Ainsi un gandin passe d’un air dégagé sur le boulevard, lorgnant les femmes qui font espalier à la porte des cafés. Trois urges ! diront celles-ci en l’apercevant. Trois urges, c’est-à-dire ; « Ce monsieur n’est pas généreux, il gante dans les numéros bas. » Si, au contraire, elles disent : Six urges ! ou huit urges ! ou dix urges ! oh ! alors, c’est un banquier mexicain qui passe là, elles le savent, il leur en a donné des preuves la veille ou l’avant-veille. L’échelle n’a que dix échelons : le premier urge s’emploie à propos des pignoufs ; le dixième urge seulement à propos des grands seigneurs.

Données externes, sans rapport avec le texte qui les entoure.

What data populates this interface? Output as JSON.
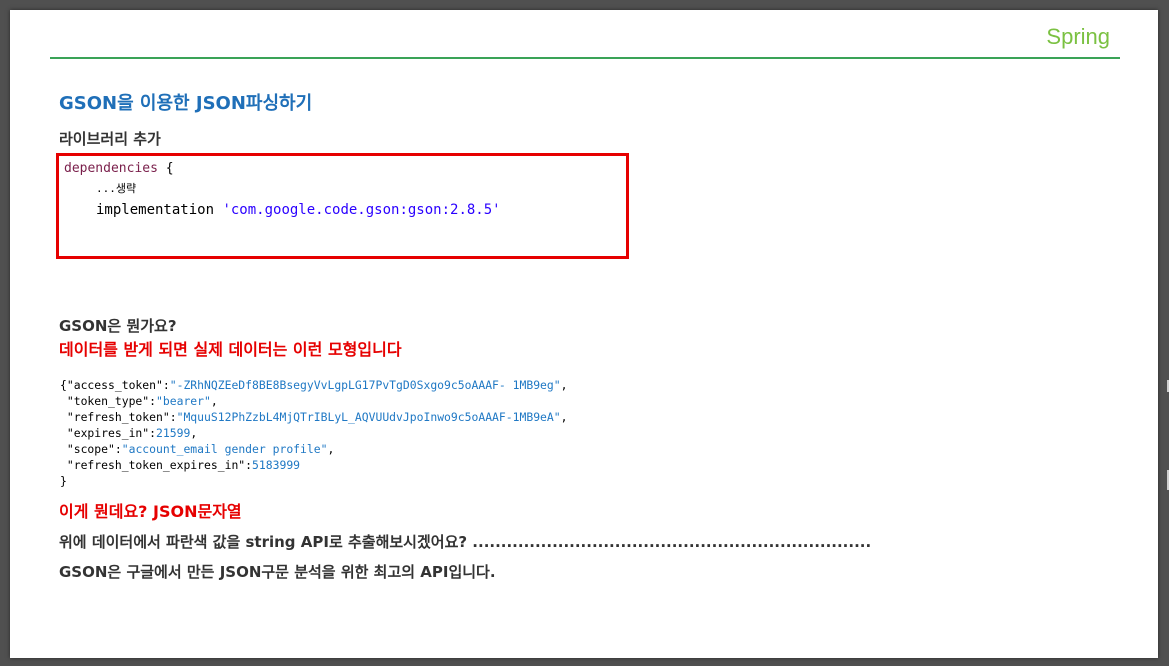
{
  "header": {
    "brand": "Spring"
  },
  "title": "GSON을 이용한 JSON파싱하기",
  "library_section": {
    "label": "라이브러리 추가",
    "code": {
      "keyword": "dependencies",
      "brace_open": " {",
      "omitted": "...생략",
      "impl_keyword": "implementation ",
      "impl_value": "'com.google.code.gson:gson:2.8.5'"
    }
  },
  "question": "GSON은 뭔가요?",
  "explain": "데이터를 받게 되면 실제 데이터는 이런 모형입니다",
  "json_example": {
    "open": "{",
    "rows": [
      {
        "key": "\"access_token\":",
        "value": "\"-ZRhNQZEeDf8BE8BsegyVvLgpLG17PvTgD0Sxgo9c5oAAAF- 1MB9eg\"",
        "suffix": ","
      },
      {
        "key": " \"token_type\":",
        "value": "\"bearer\"",
        "suffix": ","
      },
      {
        "key": " \"refresh_token\":",
        "value": "\"MquuS12PhZzbL4MjQTrIBLyL_AQVUUdvJpoInwo9c5oAAAF-1MB9eA\"",
        "suffix": ","
      },
      {
        "key": " \"expires_in\":",
        "value": "21599",
        "suffix": ","
      },
      {
        "key": " \"scope\":",
        "value": "\"account_email gender profile\"",
        "suffix": ","
      },
      {
        "key": " \"refresh_token_expires_in\":",
        "value": "5183999",
        "suffix": ""
      }
    ],
    "close": "}"
  },
  "json_caption": "이게 뭔데요? JSON문자열",
  "lines": {
    "task": "위에 데이터에서 파란색 값을 string API로 추출해보시겠어요? ......................................................................",
    "summary": "GSON은 구글에서 만든 JSON구문 분석을 위한 최고의 API입니다."
  },
  "colors": {
    "brand": "#7bc142",
    "rule": "#3aa357",
    "title": "#1f6fb8",
    "highlight": "#e60000",
    "json_value": "#1f78c4"
  }
}
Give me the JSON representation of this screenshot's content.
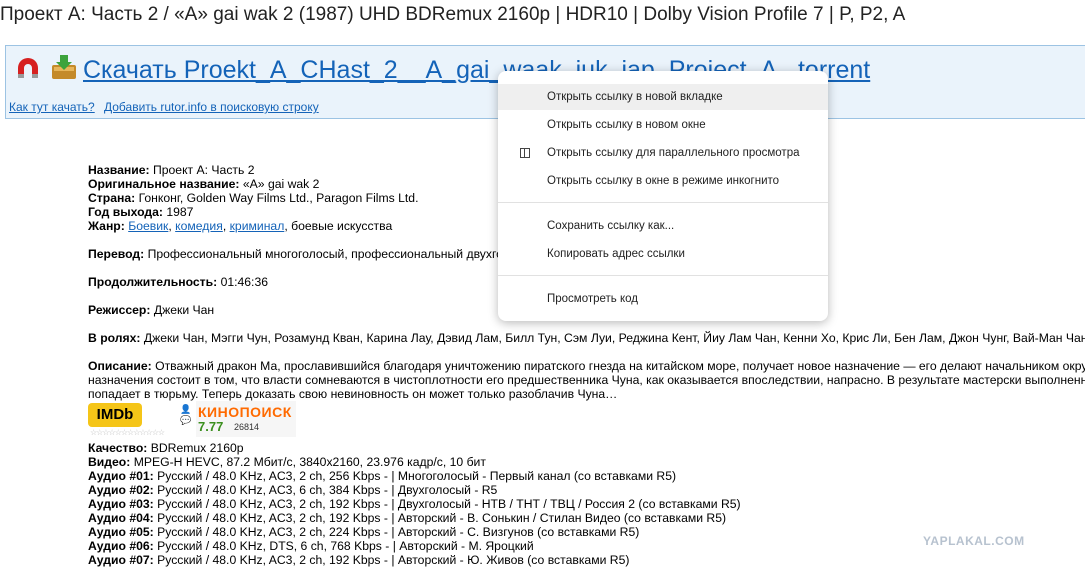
{
  "page": {
    "title": "Проект А: Часть 2 / «A» gai wak 2 (1987) UHD BDRemux 2160p | HDR10 | Dolby Vision Profile 7 | P, P2, A"
  },
  "download": {
    "link": "Скачать Proekt_A_CHast_2__A_gai_waak_juk_jap_Project_A_.torrent",
    "help1": "Как тут качать?",
    "help2": "Добавить rutor.info в поисковую строку"
  },
  "info": {
    "name_label": "Название:",
    "name_value": "Проект А: Часть 2",
    "orig_label": "Оригинальное название:",
    "orig_value": "«A» gai wak 2",
    "country_label": "Страна:",
    "country_value": "Гонконг, Golden Way Films Ltd., Paragon Films Ltd.",
    "year_label": "Год выхода:",
    "year_value": "1987",
    "genre_label": "Жанр:",
    "genre_1": "Боевик",
    "genre_2": "комедия",
    "genre_3": "криминал",
    "genre_rest": ", боевые искусства",
    "translation_label": "Перевод:",
    "translation_value": "Профессиональный многоголосый, профессиональный двухгол",
    "duration_label": "Продолжительность:",
    "duration_value": "01:46:36",
    "director_label": "Режиссер:",
    "director_value": "Джеки Чан",
    "cast_label": "В ролях:",
    "cast_value": "Джеки Чан, Мэгги Чун, Розамунд Кван, Карина Лау, Дэвид Лам, Билл Тун, Сэм Луи, Реджина Кент, Йиу Лам Чан, Кенни Хо, Крис Ли, Бен Лам, Джон Чунг, Вай-Ман Чан",
    "desc_label": "Описание:",
    "desc_1": "Отважный дракон Ма, прославившийся благодаря уничтожению пиратского гнезда на китайском море, получает новое назначение — его делают начальником округ",
    "desc_2": "назначения состоит в том, что власти сомневаются в чистоплотности его предшественника Чуна, как оказывается впоследствии, напрасно. В результате мастерски выполненной",
    "desc_3": "попадает в тюрьму. Теперь доказать свою невиновность он может только разоблачив Чуна…"
  },
  "ratings": {
    "imdb_label": "IMDb",
    "kp_label": "КИНОПОИСК",
    "kp_rating": "7.77",
    "kp_votes": "26814"
  },
  "tech": {
    "quality_label": "Качество:",
    "quality_value": "BDRemux 2160p",
    "video_label": "Видео:",
    "video_value": "MPEG-H HEVC, 87.2 Мбит/с, 3840x2160, 23.976 кадр/с, 10 бит",
    "audio": [
      {
        "label": "Аудио #01:",
        "value": "Русский / 48.0 KHz, AC3, 2 ch, 256 Kbps - | Многоголосый - Первый канал (со вставками R5)"
      },
      {
        "label": "Аудио #02:",
        "value": "Русский / 48.0 KHz, AC3, 6 ch, 384 Kbps - | Двухголосый - R5"
      },
      {
        "label": "Аудио #03:",
        "value": "Русский / 48.0 KHz, AC3, 2 ch, 192 Kbps - | Двухголосый - НТВ / ТНТ / ТВЦ / Россия 2 (со вставками R5)"
      },
      {
        "label": "Аудио #04:",
        "value": "Русский / 48.0 KHz, AC3, 2 ch, 192 Kbps - | Авторский - В. Сонькин / Стилан Видео (со вставками R5)"
      },
      {
        "label": "Аудио #05:",
        "value": "Русский / 48.0 KHz, AC3, 2 ch, 224 Kbps - | Авторский - С. Визгунов (со вставками R5)"
      },
      {
        "label": "Аудио #06:",
        "value": "Русский / 48.0 KHz, DTS, 6 ch, 768 Kbps - | Авторский - М. Яроцкий"
      },
      {
        "label": "Аудио #07:",
        "value": "Русский / 48.0 KHz, AC3, 2 ch, 192 Kbps - | Авторский - Ю. Живов (со вставками R5)"
      }
    ]
  },
  "context_menu": {
    "items": [
      "Открыть ссылку в новой вкладке",
      "Открыть ссылку в новом окне",
      "Открыть ссылку для параллельного просмотра",
      "Открыть ссылку в окне в режиме инкогнито",
      "Сохранить ссылку как...",
      "Копировать адрес ссылки",
      "Просмотреть код"
    ]
  },
  "watermark": "YAPLAKAL.COM"
}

Virmaître, 1894 : Expression de convention entre les filles qui fréquentent les restaurants de nuit et certains bals publics pour coter un homme. Un homme qui ne donne que trois urges est un miché de carton, celui qui donne six urges est pour le moins un prince russe (Argot des filles).

France, 1907 : Expression par laquelle les filles cotent la valeur monétaire d’un homme.

Ainsi un gandin passe d’un air dégagé sur le boulevard, lorgnant les femmes qui font espalier à la porte des cafés. Trois urges ! diront celles-ci en l’apercevant. Trois urges, c’est-à-dire : « Ce Monsieur n’est pas généreux, il gante dans les numéros bas. » Si, au contraire, elles disent six urges ! ou huit urges ! ou dix urges, Oh !, alors c’est un banquier mexicain… elles le savent, il leur en a donné des preuves la veille ou l’avant-veille. L’échelle n’a que dix échelons : le premier urge s’emploie à propos des pignoufs ; le dixième urge à propos des grands seigneurs.